«A pequena acordou e acendeu a luz. Ouvia a Voz da avó, parecia um gemido interminável que se misturava com os risos da televisão. Sentada na cama abriu uma gaveta, tirou um caderno quadriculado e um minúsculo pêndulo de madeira suspenso de uma corrente de ouro. Abriu o caderno na primeira página. Tinha traçado, ou alguém por ela, um grande círculo com as letras do alfabeto. Segurou a corrente de ouro alto, no centro do círculo e o pêndulo começou a girar a toda a velocidade. «Beijar.» «Gert.» «Puta.» Mexia os lábios ao ler. A cara mantinha-se imperturbável. «Dan-dançar no Erm-Ermitage.» «Delta.» «Delta de sangue.»
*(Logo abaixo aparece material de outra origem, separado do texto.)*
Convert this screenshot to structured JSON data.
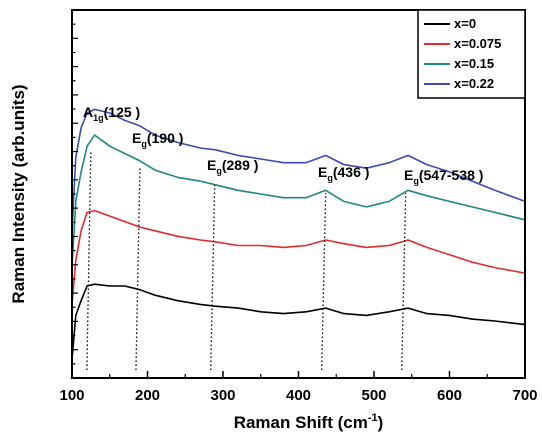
{
  "chart_data": {
    "type": "line",
    "xlabel": "Raman Shift (cm",
    "xlabel_sup": "-1",
    "xlabel_suffix": ")",
    "ylabel": "Raman Intensity (arb.units)",
    "xlim": [
      100,
      700
    ],
    "ylim": [
      0,
      1
    ],
    "x_ticks": [
      100,
      200,
      300,
      400,
      500,
      600,
      700
    ],
    "y_tick_labels_shown": false,
    "grid": false,
    "legend_position": "top-right",
    "series": [
      {
        "name": "x=0",
        "color": "#000000",
        "points": [
          [
            100,
            0.05
          ],
          [
            105,
            0.17
          ],
          [
            112,
            0.21
          ],
          [
            120,
            0.25
          ],
          [
            130,
            0.255
          ],
          [
            150,
            0.25
          ],
          [
            170,
            0.25
          ],
          [
            190,
            0.24
          ],
          [
            210,
            0.225
          ],
          [
            240,
            0.21
          ],
          [
            270,
            0.2
          ],
          [
            290,
            0.195
          ],
          [
            320,
            0.19
          ],
          [
            350,
            0.18
          ],
          [
            380,
            0.175
          ],
          [
            410,
            0.18
          ],
          [
            436,
            0.19
          ],
          [
            460,
            0.175
          ],
          [
            490,
            0.17
          ],
          [
            520,
            0.18
          ],
          [
            545,
            0.19
          ],
          [
            570,
            0.175
          ],
          [
            600,
            0.17
          ],
          [
            630,
            0.16
          ],
          [
            660,
            0.155
          ],
          [
            700,
            0.145
          ]
        ]
      },
      {
        "name": "x=0.075",
        "color": "#e32a2a",
        "points": [
          [
            100,
            0.2
          ],
          [
            105,
            0.32
          ],
          [
            112,
            0.4
          ],
          [
            120,
            0.45
          ],
          [
            130,
            0.455
          ],
          [
            150,
            0.44
          ],
          [
            170,
            0.425
          ],
          [
            190,
            0.41
          ],
          [
            210,
            0.4
          ],
          [
            240,
            0.385
          ],
          [
            270,
            0.375
          ],
          [
            290,
            0.37
          ],
          [
            320,
            0.36
          ],
          [
            350,
            0.36
          ],
          [
            380,
            0.355
          ],
          [
            410,
            0.36
          ],
          [
            436,
            0.375
          ],
          [
            460,
            0.365
          ],
          [
            490,
            0.355
          ],
          [
            520,
            0.36
          ],
          [
            545,
            0.375
          ],
          [
            570,
            0.355
          ],
          [
            600,
            0.335
          ],
          [
            630,
            0.315
          ],
          [
            660,
            0.3
          ],
          [
            700,
            0.285
          ]
        ]
      },
      {
        "name": "x=0.15",
        "color": "#1f8585",
        "points": [
          [
            100,
            0.3
          ],
          [
            105,
            0.48
          ],
          [
            112,
            0.56
          ],
          [
            120,
            0.63
          ],
          [
            130,
            0.66
          ],
          [
            150,
            0.63
          ],
          [
            170,
            0.61
          ],
          [
            190,
            0.59
          ],
          [
            210,
            0.565
          ],
          [
            240,
            0.545
          ],
          [
            270,
            0.535
          ],
          [
            290,
            0.525
          ],
          [
            320,
            0.51
          ],
          [
            350,
            0.5
          ],
          [
            380,
            0.49
          ],
          [
            410,
            0.49
          ],
          [
            436,
            0.51
          ],
          [
            460,
            0.48
          ],
          [
            490,
            0.465
          ],
          [
            520,
            0.48
          ],
          [
            545,
            0.51
          ],
          [
            570,
            0.495
          ],
          [
            600,
            0.48
          ],
          [
            630,
            0.465
          ],
          [
            660,
            0.45
          ],
          [
            700,
            0.43
          ]
        ]
      },
      {
        "name": "x=0.22",
        "color": "#3b4bb5",
        "points": [
          [
            100,
            0.4
          ],
          [
            105,
            0.6
          ],
          [
            112,
            0.68
          ],
          [
            120,
            0.72
          ],
          [
            130,
            0.73
          ],
          [
            150,
            0.72
          ],
          [
            170,
            0.7
          ],
          [
            190,
            0.685
          ],
          [
            210,
            0.66
          ],
          [
            240,
            0.64
          ],
          [
            270,
            0.625
          ],
          [
            290,
            0.62
          ],
          [
            320,
            0.605
          ],
          [
            350,
            0.595
          ],
          [
            380,
            0.585
          ],
          [
            410,
            0.585
          ],
          [
            436,
            0.605
          ],
          [
            460,
            0.58
          ],
          [
            490,
            0.57
          ],
          [
            520,
            0.585
          ],
          [
            545,
            0.605
          ],
          [
            570,
            0.58
          ],
          [
            600,
            0.56
          ],
          [
            630,
            0.535
          ],
          [
            660,
            0.51
          ],
          [
            700,
            0.48
          ]
        ]
      }
    ],
    "annotations": [
      {
        "label": "A",
        "sub": "1g",
        "value": "(125 )",
        "x": 125
      },
      {
        "label": "E",
        "sub": "g",
        "value": "(190 )",
        "x": 190
      },
      {
        "label": "E",
        "sub": "g",
        "value": "(289 )",
        "x": 289
      },
      {
        "label": "E",
        "sub": "g",
        "value": "(436 )",
        "x": 436
      },
      {
        "label": "E",
        "sub": "g",
        "value": "(547-538 )",
        "x": 542
      }
    ]
  }
}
Começa assim o quinto livro de Mafalda Ivo Cruz. Nascida numa família de músicos, em 1959, concluiu o curso de piano no Conservatório de Lisboa e foi bolseira do Governo francês, dedicando-se depois ao ensino de música. Em 1995 publicou Um Requiem Português, um primeiro romance bem recebido pela crítica. Em 2000 publicou A Casa do Diabo, em 2001 O Rapaz de Boticelli (Prémio Pen Club), e em 2003 Vermelho (Grande Prémio de Romance e Novela da APE).
É colaboradora habitual do jornal Público, no suplemento literário «Mil Folhas», e da revista Rodapé, da Biblioteca de Beja.